A local news station, ksta.de, spoke with an ex-officer of the Federal Police about the state of crime in Germany. Nick Hein, a 32-year-old who served as a Federal officer in Cologne, previously described the Federal Criminal Police Office’s inability to fight crime in Germany. Hein spoke on crime in general, but he explicitly focused on the darknet and cybercrime. The Federal Criminal Police Office (Bundeskriminalamt aka BKA) found themselves facing too many problems within a short span of time. Consequently, crime on the darknet became harder to monitor, and the police’s inability began to manifest itself on the streets.
After the shooting in Munich, police forces in Germany made record-breaking numbers of darknet arrests. The shooter’s vendor fell into a sting operation. He helped law enforcement arrest firearm buyers and suppliers. Even after the BKA added charges to the vendor’s indictment, he announced full cooperation with the police. Drug vendor captures seemingly disappeared or at least took a backseat to the weapon-related arrests.
President of the BKA, Holger Münch, announced the first darknet crackdown. Months later, the Interior Ministry conducted a study on the darknet and found that drug trade barely mattered.
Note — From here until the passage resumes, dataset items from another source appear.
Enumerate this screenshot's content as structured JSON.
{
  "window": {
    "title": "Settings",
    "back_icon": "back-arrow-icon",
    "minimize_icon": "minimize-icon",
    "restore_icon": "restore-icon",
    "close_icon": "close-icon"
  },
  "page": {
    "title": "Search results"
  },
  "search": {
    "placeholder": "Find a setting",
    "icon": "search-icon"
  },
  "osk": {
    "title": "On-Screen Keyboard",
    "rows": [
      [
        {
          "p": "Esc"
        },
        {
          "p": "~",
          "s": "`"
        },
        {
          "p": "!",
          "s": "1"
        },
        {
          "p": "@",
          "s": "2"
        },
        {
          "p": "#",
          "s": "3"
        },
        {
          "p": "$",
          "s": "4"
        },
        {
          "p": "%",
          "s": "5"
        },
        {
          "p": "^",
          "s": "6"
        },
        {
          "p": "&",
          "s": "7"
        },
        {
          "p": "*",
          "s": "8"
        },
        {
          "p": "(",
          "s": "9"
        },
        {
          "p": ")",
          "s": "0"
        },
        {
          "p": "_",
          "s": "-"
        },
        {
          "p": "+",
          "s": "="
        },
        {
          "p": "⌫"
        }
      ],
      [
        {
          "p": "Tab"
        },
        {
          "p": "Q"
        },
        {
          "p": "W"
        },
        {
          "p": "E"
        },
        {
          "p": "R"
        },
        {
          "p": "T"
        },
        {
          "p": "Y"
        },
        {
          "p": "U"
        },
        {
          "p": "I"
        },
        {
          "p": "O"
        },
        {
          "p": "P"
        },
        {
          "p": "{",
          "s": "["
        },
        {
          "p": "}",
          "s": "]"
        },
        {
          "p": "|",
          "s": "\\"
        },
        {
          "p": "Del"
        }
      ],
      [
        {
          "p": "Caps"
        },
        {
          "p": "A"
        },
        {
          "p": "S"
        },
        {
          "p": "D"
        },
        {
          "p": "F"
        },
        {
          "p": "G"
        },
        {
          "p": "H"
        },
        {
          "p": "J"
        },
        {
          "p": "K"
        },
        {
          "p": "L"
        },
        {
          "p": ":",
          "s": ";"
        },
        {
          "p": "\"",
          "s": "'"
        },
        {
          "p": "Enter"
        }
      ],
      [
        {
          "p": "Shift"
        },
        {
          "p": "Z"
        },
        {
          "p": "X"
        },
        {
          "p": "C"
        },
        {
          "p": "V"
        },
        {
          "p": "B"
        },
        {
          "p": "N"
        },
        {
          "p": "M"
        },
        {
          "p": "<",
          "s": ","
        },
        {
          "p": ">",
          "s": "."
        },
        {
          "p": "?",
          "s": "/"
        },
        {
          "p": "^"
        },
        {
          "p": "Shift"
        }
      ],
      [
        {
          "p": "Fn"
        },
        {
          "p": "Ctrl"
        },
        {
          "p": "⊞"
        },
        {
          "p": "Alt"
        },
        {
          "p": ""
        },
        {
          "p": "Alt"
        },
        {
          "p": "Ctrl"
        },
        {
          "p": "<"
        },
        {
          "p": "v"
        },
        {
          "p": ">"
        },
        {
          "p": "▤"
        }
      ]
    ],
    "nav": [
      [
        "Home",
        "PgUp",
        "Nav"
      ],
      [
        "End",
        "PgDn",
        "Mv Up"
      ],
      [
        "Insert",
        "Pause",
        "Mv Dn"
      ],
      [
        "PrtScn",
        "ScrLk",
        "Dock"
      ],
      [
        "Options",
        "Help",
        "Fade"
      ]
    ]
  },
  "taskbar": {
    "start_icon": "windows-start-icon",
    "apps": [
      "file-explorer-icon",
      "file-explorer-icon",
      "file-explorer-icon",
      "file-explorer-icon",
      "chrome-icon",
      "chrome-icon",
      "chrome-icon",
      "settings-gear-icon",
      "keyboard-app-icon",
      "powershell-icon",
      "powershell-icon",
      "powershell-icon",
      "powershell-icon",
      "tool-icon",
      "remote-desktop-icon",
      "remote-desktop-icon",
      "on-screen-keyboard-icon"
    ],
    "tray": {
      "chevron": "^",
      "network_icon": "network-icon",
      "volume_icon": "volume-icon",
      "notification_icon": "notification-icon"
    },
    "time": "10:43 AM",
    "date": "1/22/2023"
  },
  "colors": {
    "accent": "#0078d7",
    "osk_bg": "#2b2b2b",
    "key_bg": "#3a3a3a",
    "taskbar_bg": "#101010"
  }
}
However, the Interior Minister Thomas de Maizière and Münch jointly announced that terrorism thrived on the darknet. They announced the threat darknet marketplaces placed on the public and law enforcement alike. Weapon transactions, of course, caused the greatest scare.
“The BKA will continue to investigate organized crime and counterterrorism. This is a valid concern about the arms trade, smuggling and falsification of documents,” according to BKA President Holger Münch. “Especially with these offenses, steps to combat terrorism should be taken.”
The study called the darknet “an interface to terrorism” and Hein agreed. He said Germany faced an unexpectedly rapid expansion in the number and frequency of terrorist attacks. “The ability to fight the cybercrime on the Internet must also be improved – from the monitoring of the terrorist recruitment to the arms trade in Darknet. A stronger executive police force in all areas is urgently needed,” he said. The influx of immigrants made the job more difficult—authorities rarely knew the intentions of an immigrant. And the darknet only complicated the problem; fake documentation is easily obtained.
During the press release, the Minister said:
Organized crime threatens us all. In the case of the fight, it is above all the law on the disposal of wealth that is important, with which the assets of unclear origin are easier to recover. This grabs the criminals where it hurts them. The changed cyber communication challenged the police to change their methods. We started developing and therefore using tools for collecting and examining mass data. Also to monitor encrypted communications. This costs money, requires qualified personnel, But is expected to combat cybercrime effectively.
These changes take time and money to ever reach their full potential, Hein acknowledged. He said that “at heart,” he shared the mentality of any officer of the law. And if the option existed, Hein would put the uniform back on.